The nervous talker is, I think, a close cousin to the Rambler. In either case, one cannot have a conversation with this person. For one, you cannot get a word in. Even if you do manage to speak a sentence or two, you will never receive an appropriate response because the other person is way too busy talking to listen to what you are saying.
The know-it-all is, in my opinion, the worst offender of them all. In a vain attempt to impress the crowd with his/her vast knowledge on the subject, the know-it all must elaborate on each and every statement made by another. Often tossing in snippets of information they have heard (or overheard) elsewhere, they are known to misquote others and misstate the facts. This doesn’t dissuade them, however. They must have the last say and be the final authority on every topic of discussion.

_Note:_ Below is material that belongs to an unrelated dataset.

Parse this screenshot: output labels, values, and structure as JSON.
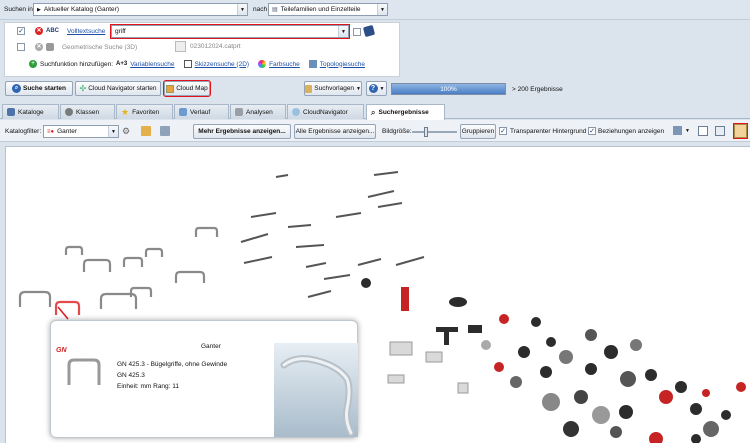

The know-it-all is also known (at least to me) as Master of the Obvious, tossing in tons of widely accepted information as if he/she were the first to come up with it.

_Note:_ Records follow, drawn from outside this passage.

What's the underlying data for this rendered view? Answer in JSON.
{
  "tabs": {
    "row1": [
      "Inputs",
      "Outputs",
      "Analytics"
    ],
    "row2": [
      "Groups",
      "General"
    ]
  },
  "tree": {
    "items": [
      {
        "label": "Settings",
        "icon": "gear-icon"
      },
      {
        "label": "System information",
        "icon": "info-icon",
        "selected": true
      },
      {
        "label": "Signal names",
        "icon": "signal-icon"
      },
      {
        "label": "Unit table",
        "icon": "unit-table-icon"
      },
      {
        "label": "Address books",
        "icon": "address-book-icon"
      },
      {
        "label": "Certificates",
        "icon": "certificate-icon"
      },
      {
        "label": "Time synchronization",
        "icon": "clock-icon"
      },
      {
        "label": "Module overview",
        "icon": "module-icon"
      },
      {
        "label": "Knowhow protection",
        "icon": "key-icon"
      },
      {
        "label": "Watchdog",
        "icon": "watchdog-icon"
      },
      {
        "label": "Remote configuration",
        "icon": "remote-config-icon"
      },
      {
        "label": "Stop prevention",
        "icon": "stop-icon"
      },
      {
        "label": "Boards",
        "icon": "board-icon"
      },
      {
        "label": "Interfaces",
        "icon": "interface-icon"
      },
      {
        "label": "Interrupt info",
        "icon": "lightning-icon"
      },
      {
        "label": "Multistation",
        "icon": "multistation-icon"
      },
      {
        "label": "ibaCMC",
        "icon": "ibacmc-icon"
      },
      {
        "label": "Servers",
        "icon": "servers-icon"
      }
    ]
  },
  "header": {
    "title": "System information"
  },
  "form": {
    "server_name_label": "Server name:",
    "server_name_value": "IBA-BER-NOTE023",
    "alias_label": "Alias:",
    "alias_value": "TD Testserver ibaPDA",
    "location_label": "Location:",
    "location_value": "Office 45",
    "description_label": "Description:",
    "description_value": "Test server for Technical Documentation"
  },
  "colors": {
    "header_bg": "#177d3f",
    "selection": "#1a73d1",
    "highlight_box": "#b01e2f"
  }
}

I believe this behavior to be a coping mechanism for those tossed into a social circle of people who may be more highly educated, well-read, well traveled or hold a more prestigious job. This is the know-it-all’s way of saying “I’m just as good as you”. But, if the truth be told, most people don’t really care how much you know (or think you know). They just care if you are a decent individual who is fun to hang out with.
If someone you know fits into any of these categories, try an experiment the next time you have a conversation with them. When you can get a word in, ask them if they have ever tried taking a long, deep breath and speaking as they let the breath out. You’ll find that because they have actually THINK about what they will say with that breath, they won’t be able to come up with anything. Hopefully, when they have tried and failed a few times, they will come to recognize that they are mindlessly chattering and make a conscious effort to stop. Even if they don’t, you will at least have gained a few moments of precious silence.